The market started on a bearish note last week but strongly rebounded to close higher. The market was supported by bargain hunting on energy stocks and strong ringgit and rebounds in regional markets also helped boost market confidence. FBM KLCI increased 2.4 per cent in a week to 1,612.74 points last Friday. The ringgit strengthened from RM4.22 to a US dollar a week ago to RM4.16.

Buying came in to support the selling pressure last week and this increased the market trading volume.

The average trading volume last week increased from two billion shares last week to 2.4 billion shares. The average trading value in the past one week increased to RM2.4 billion as compared to RM2.1 billion.

The support on energy stocks came in from local institutions as foreign institutions extended their selling.

From Monday to Thursday last week, net selling from foreign institutions was RM1.09 billion and net buying from local institutions was RM1.03 million.

Gainers trounced decliners five to one in the FBM KLCI from last week. Top gainers in the FBM KLCI were Petronas Chemicals Group Bhd (8.8 per cent from last week), Tenaga Nasional Bhd (6.7 per cent) and Sapurakencana Petroleum Bhd (5.5 per cent).

Top decliners were Genting Bhd (2.7 per cent), Sime Darby Bhd (2.1 per cent) and UMW Holdings Bhd (1.9 per cent).

Markets rebounded in the second half of last week to recover losses made earlier but still closed lower on a week-to-week basis. China’s Shanghai Stock Exchange Composite Index fell 7.8 per cent in a week to 3,234.61 points.

Hong Kong’s Hang Seng Index declined 3.6 per cent to 21,612.39 points. Japan Nikkei 225 index declined 1.5 per cent in a week to 19,136.32 points and Singapore’s Straits Times shed only 0.7 per cent to 2,955.94 points.

Western markets performances followed cues from Asian markets. On Thursday, the US Dow Jones Industrial Average declined two per cent in a week to 16,654.77 points. Germany’s DAX Index fell 1.1 per cent to 10,315.62 points in a week and London’s FTSE100 declined 2.6 per cent to 6,200.87 points.

The US dollar index declined in the earlier part of last week but rebounded to close marginally lower.

The US dollar index declined from 96 points a week ago to 95.7 points last Thursday. Rebound in equity markets caused gold to pull back for a correction. COMEX gold fell 2.5 per cent in a week to US$1,123.40 an ounce. WTI crude oil rebounded and increased 4.3 per cent in a week to US$42.78 per barrel.

Crude palm oil in Bursa Malaysia declined 0.4 per cent in a week to RM1,994 per metric tonne after rebounding from a low of RM1,863.

The FBM KLCI rose above the support level at 1,600 points that was broken just a week ago. We mentioned that the next technical support level is at 1,540 points.

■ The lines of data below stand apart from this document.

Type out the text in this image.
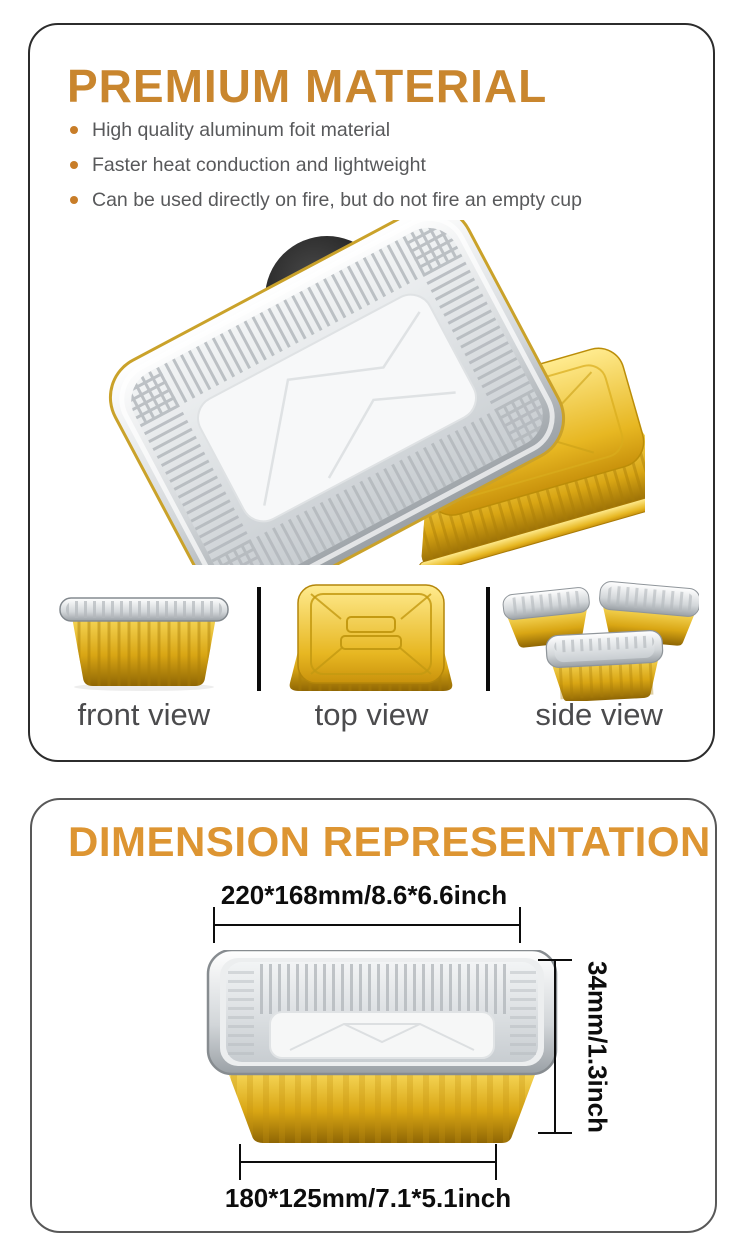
PREMIUM MATERIAL
High quality aluminum foit material
Faster heat conduction and lightweight
Can be used directly on fire, but do not fire an empty cup
front view	top view	side view
DIMENSION REPRESENTATION
220*168mm/8.6*6.6inch
34mm/1.3inch
180*125mm/7.1*5.1inch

The FBM KLCI went as low as 1,503.68 points last week but immediately rebounded. This indicates support.

However, the trend remained technically bearish as the FBM KLCI is below the short term 30-day moving average.

The FBM KLCI is also below the Ichimoku Cloud indicator.

The cloud is beginning to become narrow and this indicates that the market is about to move into a correction, as I have mentioned two weeks ago on the Ichimoku indicator.

Momentum indicators like the RSI and Momentum Oscillator are beginning to increase. However, these indicators are still below their mid-levels and this indicates a weak bearish momentum.

Furthermore, the FBM KLCI is below the middle band of the Bollinger Bands indicator.

The question now would be whether the FBM KLCI is able to turn into a rally after the strong rebound last week.

A breakout above the 1,600 points level indicates a good support. However, the FBM KLCI is not out of the bearish trend yet as it is still below the averages.

The FBM KLCI may continue to climb higher and test the short term 30-day moving average at 1,650 if it can stay above 1,600 points.

Failure to stay above 1,600 points could cause the market to fall further into correction.

 

The above commentary is solely used for educational purposes and is the contributor’s point of view using technical analysis. The commentary should not be construed as an investment advice or any form of recommendation. Should you need investment advice, please consult a licensed investment advisor.